The next period, after lunch, I ambushed three more unsuspecting seniors in the Collabo-lounge.  I repeated my story—blog, student thoughts, help—and then asked them, “Looking back, what classes or experiences stand out to you, and why?”

They also answered, almost before I had finished asking the question.

“The exchange trips were transformative.  We were immersed in a culture, and we had to speak the language—there was no other choice.”

“When I was on the exchange trip, it was the first time I thought in a different language.  I was starting to write a text to my mom, and then I realized, ‘wait, I should write this in English.’”

“Critical thinking—that’s what I’ve gotten from my CA classes.  We apply it to our learning and the work that we create.”

“I love the change in the schedule—it’s allowed me to pursue an internship in art during my long block!”

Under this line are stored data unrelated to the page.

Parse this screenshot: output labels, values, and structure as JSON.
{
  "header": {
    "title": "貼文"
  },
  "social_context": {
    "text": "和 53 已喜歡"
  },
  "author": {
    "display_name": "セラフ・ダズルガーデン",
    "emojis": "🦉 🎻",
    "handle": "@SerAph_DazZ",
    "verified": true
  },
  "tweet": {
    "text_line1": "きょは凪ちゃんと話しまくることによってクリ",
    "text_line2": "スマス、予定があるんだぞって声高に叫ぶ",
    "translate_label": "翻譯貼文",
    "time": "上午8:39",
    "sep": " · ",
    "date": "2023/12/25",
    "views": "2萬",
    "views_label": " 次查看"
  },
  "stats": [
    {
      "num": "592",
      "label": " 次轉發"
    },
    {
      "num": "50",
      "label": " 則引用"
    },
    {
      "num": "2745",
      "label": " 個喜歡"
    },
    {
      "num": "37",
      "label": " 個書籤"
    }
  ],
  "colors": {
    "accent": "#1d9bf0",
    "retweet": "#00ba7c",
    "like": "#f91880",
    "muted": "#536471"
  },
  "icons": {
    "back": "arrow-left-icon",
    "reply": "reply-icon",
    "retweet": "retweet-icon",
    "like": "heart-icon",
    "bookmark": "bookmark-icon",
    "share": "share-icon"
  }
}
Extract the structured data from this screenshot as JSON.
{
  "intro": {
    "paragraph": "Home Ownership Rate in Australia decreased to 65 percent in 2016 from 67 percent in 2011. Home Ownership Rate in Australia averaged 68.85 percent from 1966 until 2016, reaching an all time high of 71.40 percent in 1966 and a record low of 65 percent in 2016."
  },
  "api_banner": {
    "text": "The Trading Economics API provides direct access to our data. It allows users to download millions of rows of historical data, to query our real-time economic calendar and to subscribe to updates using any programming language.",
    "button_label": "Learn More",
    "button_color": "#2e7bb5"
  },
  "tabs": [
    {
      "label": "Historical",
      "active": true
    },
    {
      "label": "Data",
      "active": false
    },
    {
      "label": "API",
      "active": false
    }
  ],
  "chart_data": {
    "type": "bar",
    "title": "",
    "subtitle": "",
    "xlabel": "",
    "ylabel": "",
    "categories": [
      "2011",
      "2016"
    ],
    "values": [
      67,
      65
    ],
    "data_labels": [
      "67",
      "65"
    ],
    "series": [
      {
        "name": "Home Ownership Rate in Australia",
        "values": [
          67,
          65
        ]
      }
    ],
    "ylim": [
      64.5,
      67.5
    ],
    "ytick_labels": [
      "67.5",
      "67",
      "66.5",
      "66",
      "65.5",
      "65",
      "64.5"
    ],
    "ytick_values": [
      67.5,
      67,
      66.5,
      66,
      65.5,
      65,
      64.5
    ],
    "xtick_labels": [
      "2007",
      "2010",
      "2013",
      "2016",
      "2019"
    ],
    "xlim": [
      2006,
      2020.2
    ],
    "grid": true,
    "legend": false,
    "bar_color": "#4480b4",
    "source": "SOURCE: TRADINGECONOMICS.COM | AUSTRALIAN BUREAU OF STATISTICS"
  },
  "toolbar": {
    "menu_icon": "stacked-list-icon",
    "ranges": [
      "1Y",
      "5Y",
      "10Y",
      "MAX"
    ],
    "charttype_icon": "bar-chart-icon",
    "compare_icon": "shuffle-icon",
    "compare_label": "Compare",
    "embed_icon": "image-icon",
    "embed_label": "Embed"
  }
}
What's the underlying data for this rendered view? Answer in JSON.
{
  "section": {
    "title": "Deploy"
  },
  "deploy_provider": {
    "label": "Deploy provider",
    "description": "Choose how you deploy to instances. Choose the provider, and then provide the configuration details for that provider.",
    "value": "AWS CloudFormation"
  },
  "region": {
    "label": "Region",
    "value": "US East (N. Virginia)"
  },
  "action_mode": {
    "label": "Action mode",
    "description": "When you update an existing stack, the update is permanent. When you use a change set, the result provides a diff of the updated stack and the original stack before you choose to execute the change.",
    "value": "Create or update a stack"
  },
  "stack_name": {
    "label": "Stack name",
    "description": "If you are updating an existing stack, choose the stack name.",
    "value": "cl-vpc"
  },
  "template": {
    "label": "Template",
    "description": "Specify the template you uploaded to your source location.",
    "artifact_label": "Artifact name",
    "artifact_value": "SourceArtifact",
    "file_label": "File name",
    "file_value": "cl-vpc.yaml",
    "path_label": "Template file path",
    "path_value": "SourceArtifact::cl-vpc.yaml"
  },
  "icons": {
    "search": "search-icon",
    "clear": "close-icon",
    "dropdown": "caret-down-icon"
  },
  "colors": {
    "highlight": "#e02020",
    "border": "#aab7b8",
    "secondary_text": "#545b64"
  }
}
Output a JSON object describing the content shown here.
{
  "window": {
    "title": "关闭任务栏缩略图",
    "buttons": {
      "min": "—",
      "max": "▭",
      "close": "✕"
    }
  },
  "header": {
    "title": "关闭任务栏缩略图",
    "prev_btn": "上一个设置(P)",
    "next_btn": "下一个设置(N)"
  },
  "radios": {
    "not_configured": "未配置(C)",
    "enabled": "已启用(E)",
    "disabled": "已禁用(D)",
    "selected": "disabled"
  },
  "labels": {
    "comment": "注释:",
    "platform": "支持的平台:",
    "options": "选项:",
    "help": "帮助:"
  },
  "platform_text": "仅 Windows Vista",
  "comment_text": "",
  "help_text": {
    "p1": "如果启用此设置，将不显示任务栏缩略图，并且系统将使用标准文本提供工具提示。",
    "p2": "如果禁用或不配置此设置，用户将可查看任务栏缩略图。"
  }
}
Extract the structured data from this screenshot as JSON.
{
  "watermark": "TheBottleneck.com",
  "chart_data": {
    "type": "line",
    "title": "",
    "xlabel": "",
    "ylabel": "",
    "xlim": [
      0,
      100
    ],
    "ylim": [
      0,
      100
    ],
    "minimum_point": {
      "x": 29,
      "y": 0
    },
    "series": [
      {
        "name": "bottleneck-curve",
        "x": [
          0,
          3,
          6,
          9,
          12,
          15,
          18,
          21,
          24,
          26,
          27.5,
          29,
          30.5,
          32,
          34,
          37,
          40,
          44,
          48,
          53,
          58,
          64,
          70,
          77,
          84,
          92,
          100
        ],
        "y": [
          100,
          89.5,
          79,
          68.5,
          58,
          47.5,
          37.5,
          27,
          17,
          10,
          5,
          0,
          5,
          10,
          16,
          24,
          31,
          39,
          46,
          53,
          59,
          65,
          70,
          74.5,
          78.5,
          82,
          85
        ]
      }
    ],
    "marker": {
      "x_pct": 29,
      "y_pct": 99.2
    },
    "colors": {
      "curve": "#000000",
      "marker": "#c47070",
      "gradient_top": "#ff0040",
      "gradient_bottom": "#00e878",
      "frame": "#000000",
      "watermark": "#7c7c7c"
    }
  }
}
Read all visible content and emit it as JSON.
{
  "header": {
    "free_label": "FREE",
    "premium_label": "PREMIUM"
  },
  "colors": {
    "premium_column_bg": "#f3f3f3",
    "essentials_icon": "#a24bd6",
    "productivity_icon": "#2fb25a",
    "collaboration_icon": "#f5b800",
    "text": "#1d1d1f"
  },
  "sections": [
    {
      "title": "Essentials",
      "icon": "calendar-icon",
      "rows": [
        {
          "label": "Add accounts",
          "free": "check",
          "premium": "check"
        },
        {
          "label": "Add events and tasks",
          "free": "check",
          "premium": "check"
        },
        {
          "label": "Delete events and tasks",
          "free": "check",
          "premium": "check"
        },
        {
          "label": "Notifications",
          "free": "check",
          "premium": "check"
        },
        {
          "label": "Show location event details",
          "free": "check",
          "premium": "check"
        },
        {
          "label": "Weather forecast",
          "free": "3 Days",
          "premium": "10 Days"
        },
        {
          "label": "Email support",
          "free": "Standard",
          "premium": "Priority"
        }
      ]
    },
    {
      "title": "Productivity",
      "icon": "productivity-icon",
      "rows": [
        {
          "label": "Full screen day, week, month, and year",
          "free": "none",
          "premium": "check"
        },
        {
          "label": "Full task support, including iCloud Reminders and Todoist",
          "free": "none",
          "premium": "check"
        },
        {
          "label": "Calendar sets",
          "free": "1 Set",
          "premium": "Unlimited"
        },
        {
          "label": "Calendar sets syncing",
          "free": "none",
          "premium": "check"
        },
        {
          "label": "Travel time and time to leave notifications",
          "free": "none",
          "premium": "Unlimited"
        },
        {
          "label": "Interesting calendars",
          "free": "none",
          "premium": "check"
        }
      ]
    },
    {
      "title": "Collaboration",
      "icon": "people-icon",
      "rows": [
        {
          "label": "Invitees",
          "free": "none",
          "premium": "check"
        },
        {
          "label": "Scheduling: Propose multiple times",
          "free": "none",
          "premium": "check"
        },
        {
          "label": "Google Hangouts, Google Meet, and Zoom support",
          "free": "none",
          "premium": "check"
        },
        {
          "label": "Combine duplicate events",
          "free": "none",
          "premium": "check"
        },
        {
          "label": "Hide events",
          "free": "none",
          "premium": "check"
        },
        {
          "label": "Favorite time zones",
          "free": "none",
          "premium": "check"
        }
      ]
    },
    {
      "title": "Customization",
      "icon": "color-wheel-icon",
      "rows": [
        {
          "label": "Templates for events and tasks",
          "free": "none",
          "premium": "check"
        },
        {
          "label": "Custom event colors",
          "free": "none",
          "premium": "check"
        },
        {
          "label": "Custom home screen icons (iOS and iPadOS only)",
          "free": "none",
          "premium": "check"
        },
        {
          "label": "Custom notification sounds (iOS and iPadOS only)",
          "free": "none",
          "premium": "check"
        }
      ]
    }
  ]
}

Another student added, “I actually don’t like the change in schedule.  But you’re not going to put that in the blog, are you?”


Several years ago, members of Cary Academy’s Strategic Planning Committee reinvigorated our mission by crafting a guiding statement: “Cary Academy will create learning opportunities that are flexible, personalized, and relevant.  We will cultivate self-directed and bold life-long learners who make meaningful contributions to the world.”

That statement has guided the changes to the Upper School schedule, which allowed us to provide more flexibility in several departments.  We opened the science curriculum, offering more choice for all students.  We also expanded the times for art classes, allowing students to take multiple arts classes in a day.

That statement has guided the development of the Center for Math and Science, which will allow us to engage our students in deeper collaborative experiences.

Courtesy of the space provided by the CSM, that statement will guide us as we re-envision the Upper School building to match the needs of our students taking their humanities classes.

And that statement, in small and large ways, has filtered into the experiences and language of the students.  I did not share this statement with any of the students, yet—unbidden—they all referenced some aspect of the goal in their responses, much to my joy.


On Tuesday of this week, I had the chance to listen to two different student panels: one answered questions of prospective parents, the other spoke to underclassmen.  Both of those groups of students emphasized the idea of curiosity, even if they didn’t use that word.  They spoke of the joy when discovering a passion, of the need to focus on the personal journey, of the gift of flexibility.

In other conversations with students over the past few weeks, I have heard the joy derived from classes across all departments and grade levels.

So as a community, we have revised our schedule and rebuilt our buildings in order to facilitate that curiosity—and the students have embraced all of those opportunities.

And we will do more, nurturing that curiosity by creating additional opportunities for students to develop their paths, delving into the experiences that hold meaning and relevancy for them, and—ultimately–for the world outside of Cary Academy.

Even if not all the students are completely in favor of the schedule changes.


P.S.  Thanks again to the seniors who willingly put up with my questions during their free periods.